Il nuovo Pd agrigentino tra ex berlusconiani e nuovi renziani




setticasiE’ il giovane Alessio Setticasi il nuovo segretario del circolo Pd “Agrigento centro”. Setticasi, candidato unico e componente della direzione regionale dei Giovani democratici, è stato eletto con 296 voti, 10 schede bianche e 2 nulle. Prenderà il posto di Domenico Pistone. Dovrà gestire la nuova fase del partito tenendo conto dei duri scontri nel circolo agrigentino e dei nuovi equilibri tra divisioni e nuovi ingressi dei renziani. Intanto oggi si vota ad Agrigento nel circolo Pd “Berlinguer” per eleggere il successore dell’attuale coordinatore Epifanio Bellini.
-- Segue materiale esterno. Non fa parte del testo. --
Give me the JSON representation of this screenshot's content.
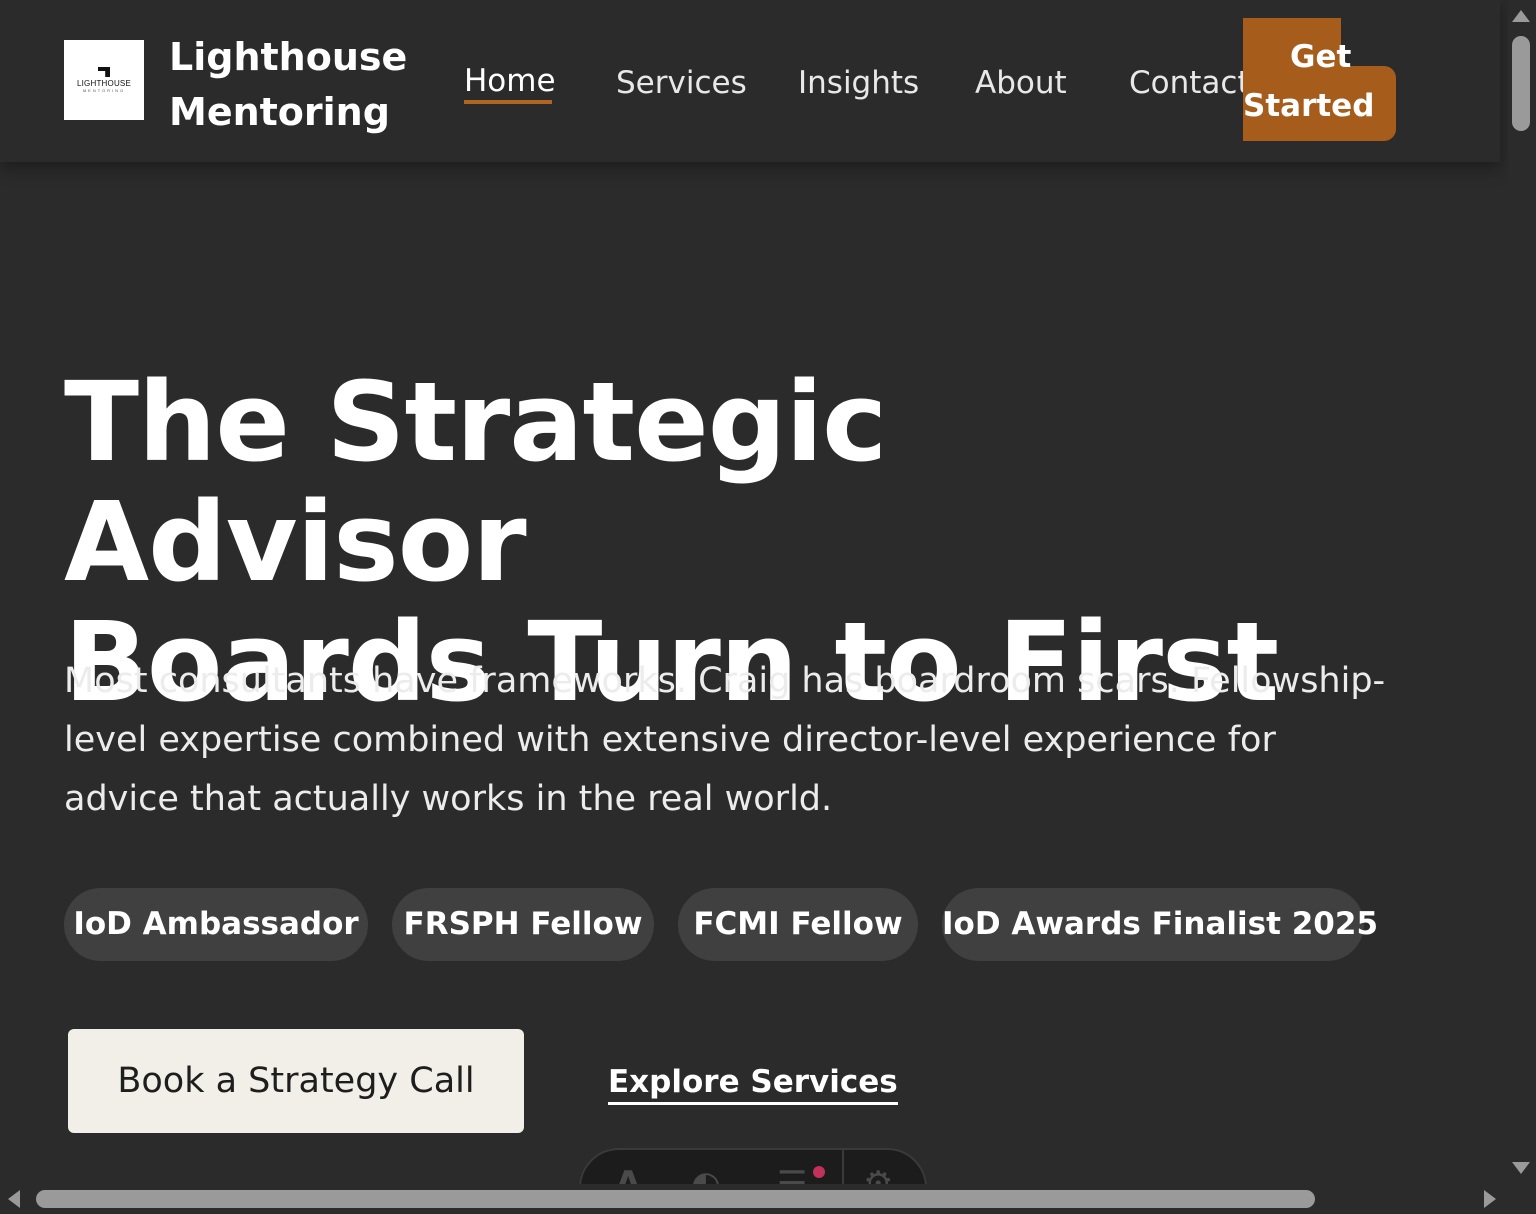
{
  "brand": {
    "logo_text": "LIGHTHOUSE",
    "logo_sub": "MENTORING",
    "name_line1": "Lighthouse",
    "name_line2": "Mentoring"
  },
  "nav": {
    "items": [
      {
        "label": "Home",
        "active": true
      },
      {
        "label": "Services"
      },
      {
        "label": "Insights"
      },
      {
        "label": "About"
      },
      {
        "label": "Contact"
      }
    ],
    "cta_line1": "Get",
    "cta_line2": "Started"
  },
  "hero": {
    "title_line1": "The Strategic Advisor",
    "title_line2": "Boards Turn to First",
    "text": "Most consultants have frameworks. Craig has boardroom scars. Fellowship-level expertise combined with extensive director-level experience for advice that actually works in the real world.",
    "badges": [
      "IoD Ambassador",
      "FRSPH Fellow",
      "FCMI Fellow",
      "IoD Awards Finalist 2025"
    ],
    "primary_button": "Book a Strategy Call",
    "secondary_link": "Explore Services"
  },
  "a11y_toolbar": {
    "icons": [
      "text-size-icon",
      "contrast-icon",
      "adjust-icon",
      "settings-icon"
    ],
    "notification_color": "#c0325a"
  },
  "colors": {
    "background": "#2b2b2b",
    "accent": "#a65d1c",
    "badge_bg": "#404040",
    "primary_button_bg": "#f2efe8"
  }
}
Non sarà una situazione semplice per il neo segretario Setticasi. La città dei templi come laboratorio del “nuovo Pd” con l’ingresso dei nuovi renziani. I “rottamatori” della “Leopolda” guidati da Marco Zambuto insieme agli altri dirigenti del Pd hanno stavolta  accerchiato, colpito, ma a quanto pare, stando ai risultati parziali, non affondato quello che per più di venti anni è stato leader incontrastato del Pci-Pds-Ds-Pd agrigentino Angelo Capodicasa.
I dati parziali del congresso provinciale vedono Peppe Zambito (1116 voti) in vantaggio su Giovanna Iacono (575). Oggi a partire dalle 15 al voto la maggior parte dei circoli, il trend dovrebbe essere confermato.
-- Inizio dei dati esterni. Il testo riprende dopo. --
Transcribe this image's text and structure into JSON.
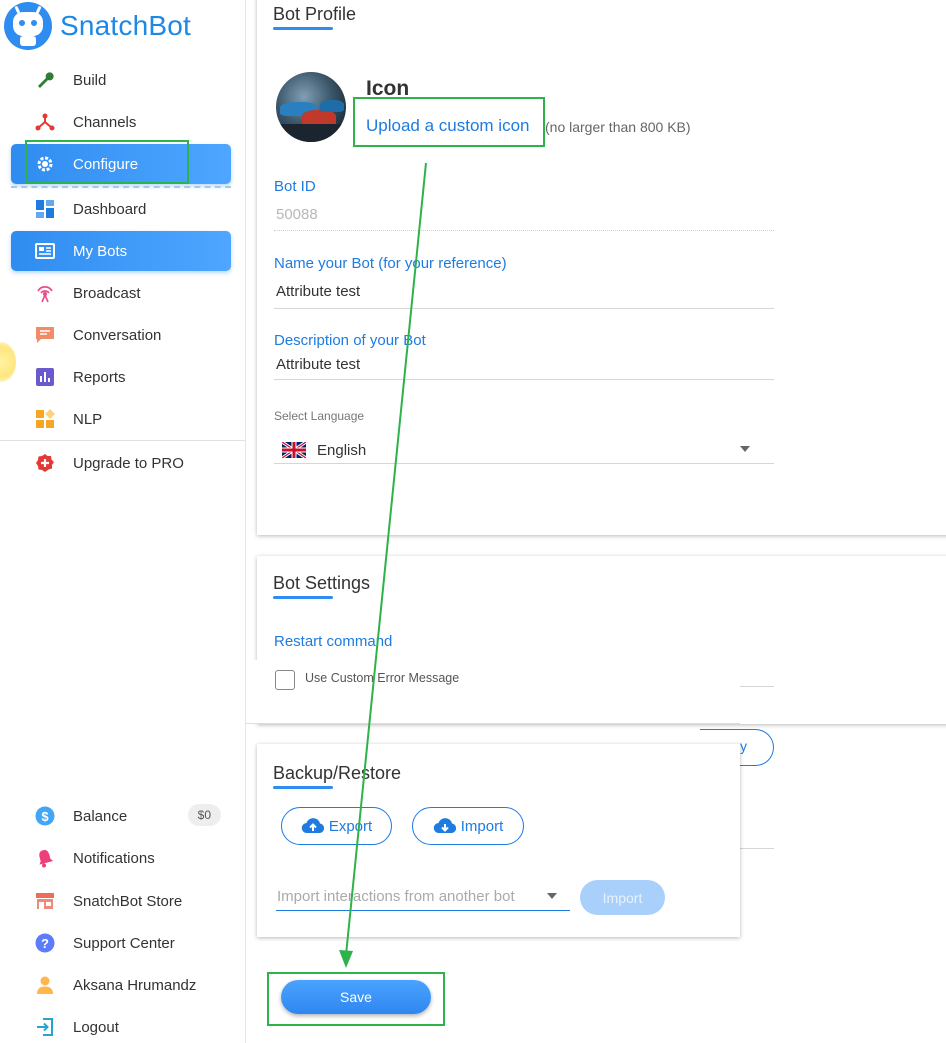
{
  "app": {
    "name": "SnatchBot"
  },
  "sidebar": {
    "items": [
      {
        "label": "Build",
        "icon": "wrench-icon"
      },
      {
        "label": "Channels",
        "icon": "channels-icon"
      },
      {
        "label": "Configure",
        "icon": "gear-icon"
      },
      {
        "label": "Dashboard",
        "icon": "dashboard-icon"
      },
      {
        "label": "My Bots",
        "icon": "bots-icon"
      },
      {
        "label": "Broadcast",
        "icon": "broadcast-icon"
      },
      {
        "label": "Conversation",
        "icon": "conversation-icon"
      },
      {
        "label": "Reports",
        "icon": "reports-icon"
      },
      {
        "label": "NLP",
        "icon": "nlp-icon"
      },
      {
        "label": "Upgrade to PRO",
        "icon": "upgrade-icon"
      }
    ],
    "bottom": [
      {
        "label": "Balance",
        "icon": "dollar-icon",
        "badge": "$0"
      },
      {
        "label": "Notifications",
        "icon": "bell-icon"
      },
      {
        "label": "SnatchBot Store",
        "icon": "store-icon"
      },
      {
        "label": "Support Center",
        "icon": "help-icon"
      },
      {
        "label": "Aksana Hrumandz",
        "icon": "user-icon"
      },
      {
        "label": "Logout",
        "icon": "logout-icon"
      }
    ]
  },
  "profile": {
    "title": "Bot Profile",
    "icon_heading": "Icon",
    "upload_link": "Upload a custom icon",
    "upload_hint": "(no larger than 800 KB)",
    "bot_id_label": "Bot ID",
    "bot_id_value": "50088",
    "name_label": "Name your Bot (for your reference)",
    "name_value": "Attribute test",
    "desc_label": "Description of your Bot",
    "desc_value": "Attribute test",
    "language_label": "Select Language",
    "language_value": "English"
  },
  "settings": {
    "title": "Bot Settings",
    "restart_label": "Restart command",
    "custom_error_label": "Use Custom Error Message",
    "partial_button_text": "y"
  },
  "backup": {
    "title": "Backup/Restore",
    "export_label": "Export",
    "import_label": "Import",
    "import_select_placeholder": "Import interactions from another bot",
    "import_button": "Import"
  },
  "save_label": "Save",
  "colors": {
    "accent": "#2f8cf0",
    "annotation": "#2db34a"
  }
}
Ad indebolire il “leader maximo” Capodicasa, con accanto Maria Iacono, nel braccio di ferro col “barone rosso dei Monti Sicani” Giovanni Panepinto, spalleggiato da Tonino Moscatt,  la “rottura” con l’assessore regionale Mariella Lo Bello e i consiglieri comunali Angela Galvano e Marco Vullo. A rendere il gruppo più forte il sostegno del deputato Giuseppe Lauricella, dell’assessore regionale Nelli Scilabra e del presidente provinciale del Pd Pippo Sinesio.
Ma ora tutti devono fare i conti con i nuovi ingressi permessi dalle nuove regole volute da Renzi sul tesseramento allargato e last minute per dare a tutti la possibilità di esprimere il voto.
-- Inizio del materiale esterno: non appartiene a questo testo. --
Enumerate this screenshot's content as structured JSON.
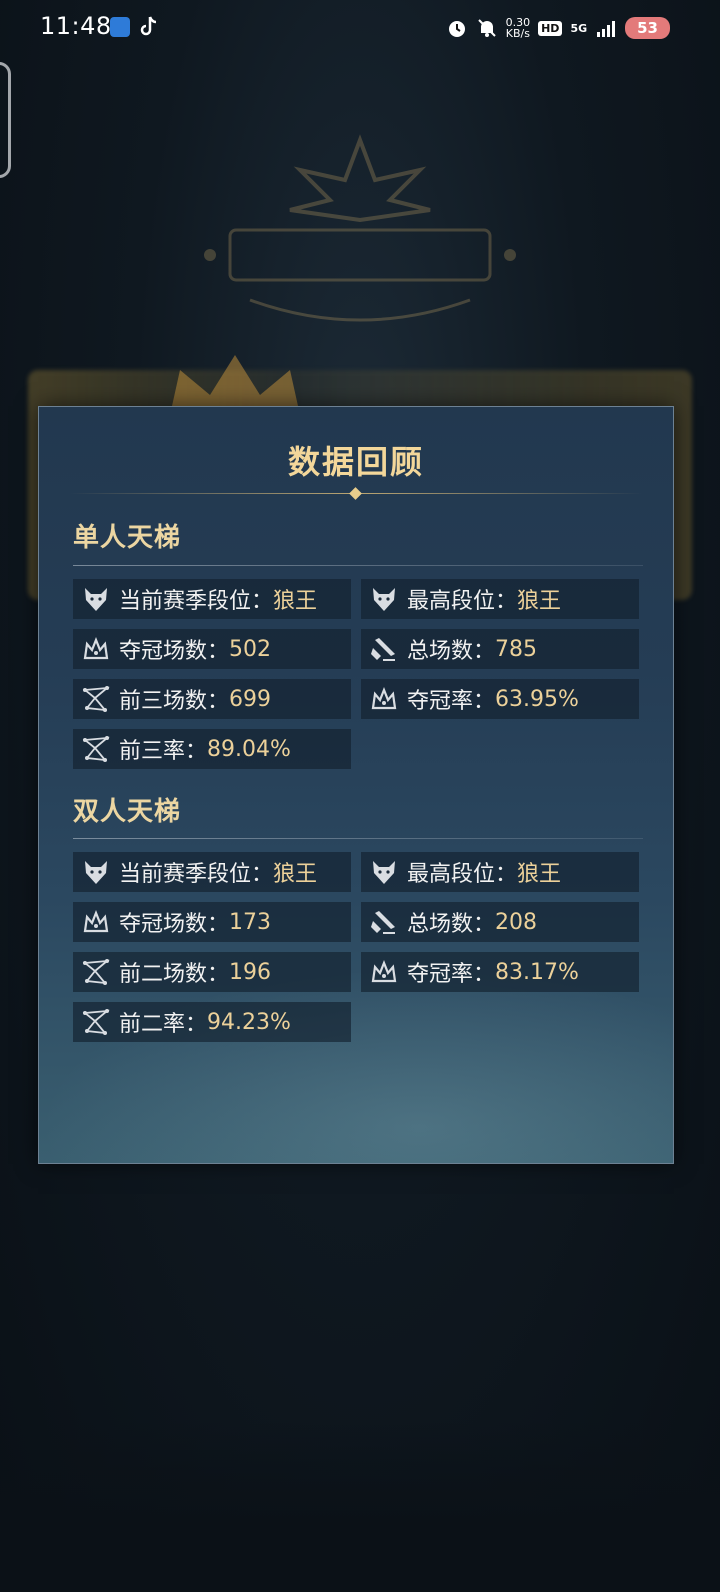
{
  "status_bar": {
    "time": "11:48",
    "net_speed_value": "0.30",
    "net_speed_unit": "KB/s",
    "hd_label": "HD",
    "network_label": "5G",
    "battery": "53",
    "icons": [
      "alarm-icon",
      "mute-bell-icon",
      "signal-icon",
      "battery-icon"
    ]
  },
  "panel": {
    "title": "数据回顾",
    "sections": [
      {
        "title": "单人天梯",
        "stats": [
          {
            "label": "当前赛季段位：",
            "value": "狼王",
            "icon": "wolf-icon"
          },
          {
            "label": "最高段位：",
            "value": "狼王",
            "icon": "wolf-icon"
          },
          {
            "label": "夺冠场数：",
            "value": "502",
            "icon": "crown-icon"
          },
          {
            "label": "总场数：",
            "value": "785",
            "icon": "scroll-icon"
          },
          {
            "label": "前三场数：",
            "value": "699",
            "icon": "constellation-icon"
          },
          {
            "label": "夺冠率：",
            "value": "63.95%",
            "icon": "crown-icon"
          },
          {
            "label": "前三率：",
            "value": "89.04%",
            "icon": "constellation-icon"
          }
        ]
      },
      {
        "title": "双人天梯",
        "stats": [
          {
            "label": "当前赛季段位：",
            "value": "狼王",
            "icon": "wolf-icon"
          },
          {
            "label": "最高段位：",
            "value": "狼王",
            "icon": "wolf-icon"
          },
          {
            "label": "夺冠场数：",
            "value": "173",
            "icon": "crown-icon"
          },
          {
            "label": "总场数：",
            "value": "208",
            "icon": "scroll-icon"
          },
          {
            "label": "前二场数：",
            "value": "196",
            "icon": "constellation-icon"
          },
          {
            "label": "夺冠率：",
            "value": "83.17%",
            "icon": "crown-icon"
          },
          {
            "label": "前二率：",
            "value": "94.23%",
            "icon": "constellation-icon"
          }
        ]
      }
    ]
  },
  "colors": {
    "accent_gold": "#ecd19a",
    "panel_bg": "#253d55",
    "battery": "#e37a7a"
  }
}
Nuove regole che hanno creato polemiche e divisioni in tutta Italia ma in particolare in Sicilia e che hanno portato già alla sospensione dei congressi nelle province di Catania e Trapani.
Nel circolo di “Agrigento Centro”, per esempio, tra i renziani dell’ultima ora, che non hanno presentato un proprio candidato alla segreteria provinciale ma che hanno portato centinaia di elettori alle urne, ci sarebbero molti ex democristiani o ex berlusconiani ma  anche attuali dirigenti di altri partiti e movimenti. Come l’ex presidente del consiglio comunale Maria Pia Vita (prima in Udc poi in Fli), il consigliere comunale DanieleVita (Fli), Settimio Cantone (ex An, poi Fli), il consigliere comunale Giuseppe Di Rosa (eletto nel Pdl e passato al Megafono di Crocetta). Presente anche Gerardo Alongi, consigliere comunale primo eletto nel Pdl. Ritorna nel Pd Mimmo Catuara, andato fuori dal partito dopo le polemiche alle ultime elezioni comunali di Raffadali. C’è anche Giuseppe Salsedo, ex consigliere comunale Udc e candidato non eletto alle ultime elezioni. Si fa vedere anche Alfonso Montana, braccio destro di Zambuto, prima vicino all’ex senatore Nuccio Cusumano. Torna a chiedere la tessera anche Giuseppe Arnone, già espulso dal partito. E’ il nuovo Pd agrigentino che prende forma in vista della primarie dell’8 dicembre, quando la sfida sarà tra Renzi e Cuperlo.